Líder do governo no Senado, Jaques Wagner, é investigado por ligação com fraudes financeiras do Banco Master após emenda que beneficiaria instituição.

A Polícia Federal (PF) tem intensificado suas investigações sobre o líder do governo no Senado, Jaques Wagner, em meio a alegações de irregularidades relacionadas à sua atuação legislativa. Recentemente, o senador teve seu nome associado a uma emenda controversa que promovia a ampliação da margem de empréstimos consignados. Segundo informações levantadas pela PF, essa medida poderia beneficiar diretamente o Banco Master, uma instituição que está no centro de um escândalo de fraudes financeiras.

Na última quinta-feira, a PF executou um mandato de busca e apreensão na nona fase da Operação Compliance Zero, mobilizando um aparato investigativo robusto para desvendar o envolvimento de Wagner com propostas que, segundo relatórios, acarretariam um aumento substancial nos juros sobre os empréstimos consignados. A emenda que ele defendeu propunha um teto para os juros, estipulando que não poderiam ultrapassar 300% da taxa média de juros dos Certificados de Depósito Interbancário (CDI). Contudo, um aumento nos juros de 14% ao ano para 21% estaria no horizonte, o que levantou sérias suspeitas.

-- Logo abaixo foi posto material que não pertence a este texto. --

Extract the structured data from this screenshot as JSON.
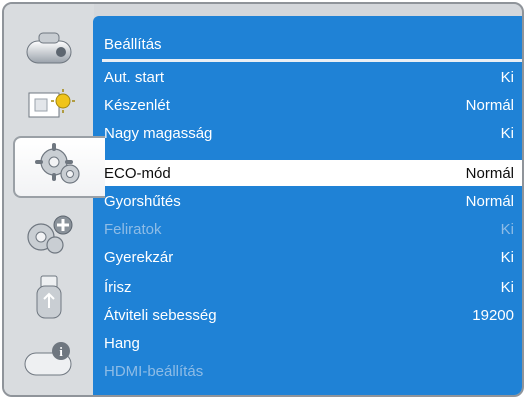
{
  "panel": {
    "title": "Beállítás"
  },
  "rows": [
    {
      "label": "Aut. start",
      "value": "Ki"
    },
    {
      "label": "Készenlét",
      "value": "Normál"
    },
    {
      "label": "Nagy magasság",
      "value": "Ki"
    },
    {
      "label": "ECO-mód",
      "value": "Normál"
    },
    {
      "label": "Gyorshűtés",
      "value": "Normál"
    },
    {
      "label": "Feliratok",
      "value": "Ki"
    },
    {
      "label": "Gyerekzár",
      "value": "Ki"
    },
    {
      "label": "Írisz",
      "value": "Ki"
    },
    {
      "label": "Átviteli sebesség",
      "value": "19200"
    },
    {
      "label": "Hang",
      "value": ""
    },
    {
      "label": "HDMI-beállítás",
      "value": ""
    }
  ],
  "sidebar": {
    "icons": [
      "projector-icon",
      "picture-settings-icon",
      "gear-settings-icon",
      "advanced-gear-plus-icon",
      "usb-icon",
      "info-icon"
    ],
    "active_index": 2
  },
  "colors": {
    "panel_bg": "#1f82d6",
    "selected_bg": "#ffffff",
    "disabled_text": "#8ebce6",
    "sidebar_bg": "#d9dcdf"
  }
}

As investigações também revelaram que a emenda de Wagner foi apresentada em março de 2022, coincidentemente no mesmo período em que uma empresa ligada à sua nora, Bonnie Bonilha, começou a receber significativos aportes financeiros do Banco Master. Entre 2022 e 2025, essa empresa teria recebido R$ 11 milhões para captar negócios relacionados ao crédito consignado, um serviço fulcral que o banco oferece.

Embora a emenda tenha sido rejeitada na versão final da Medida Provisória discutida no Congresso em julho de 2022, a PF enfatizou o esforço do senador em buscar apoio entre colegas parlamentares para promover a proposta. Além disso, outras atividades questionáveis de Wagner foram citadas, incluindo pressões por parte do governo para facilitar a aquisição do Banco Master pelo Banco de Brasília e apoio a uma emenda específica que poderia aumentar o limite de garantias para investimentos em CDBs.

Por fim, a PF não apenas apontou Wagner como um dos principais beneficiários de vantagens econômicas atribuídas ao Banco Master, mas também detalhou uma série de benefícios, incluindo um pagamento robusto relacionado à aquisição de um apartamento em Salvador e acesso a eventos de grande porte. Apesar de as acusações serem graves, Wagner tem se posicionado negando qualquer envolvimento com as fraudes que cercam o Banco Master, utilizando termos como “falcatruas” para descrever as artimanhas financeiras atribuídas à instituição. Essa situação já começa a ressoar fortemente no cenário político nacional, questionando a integridade do processo legislativo e a relação entre política e finanças.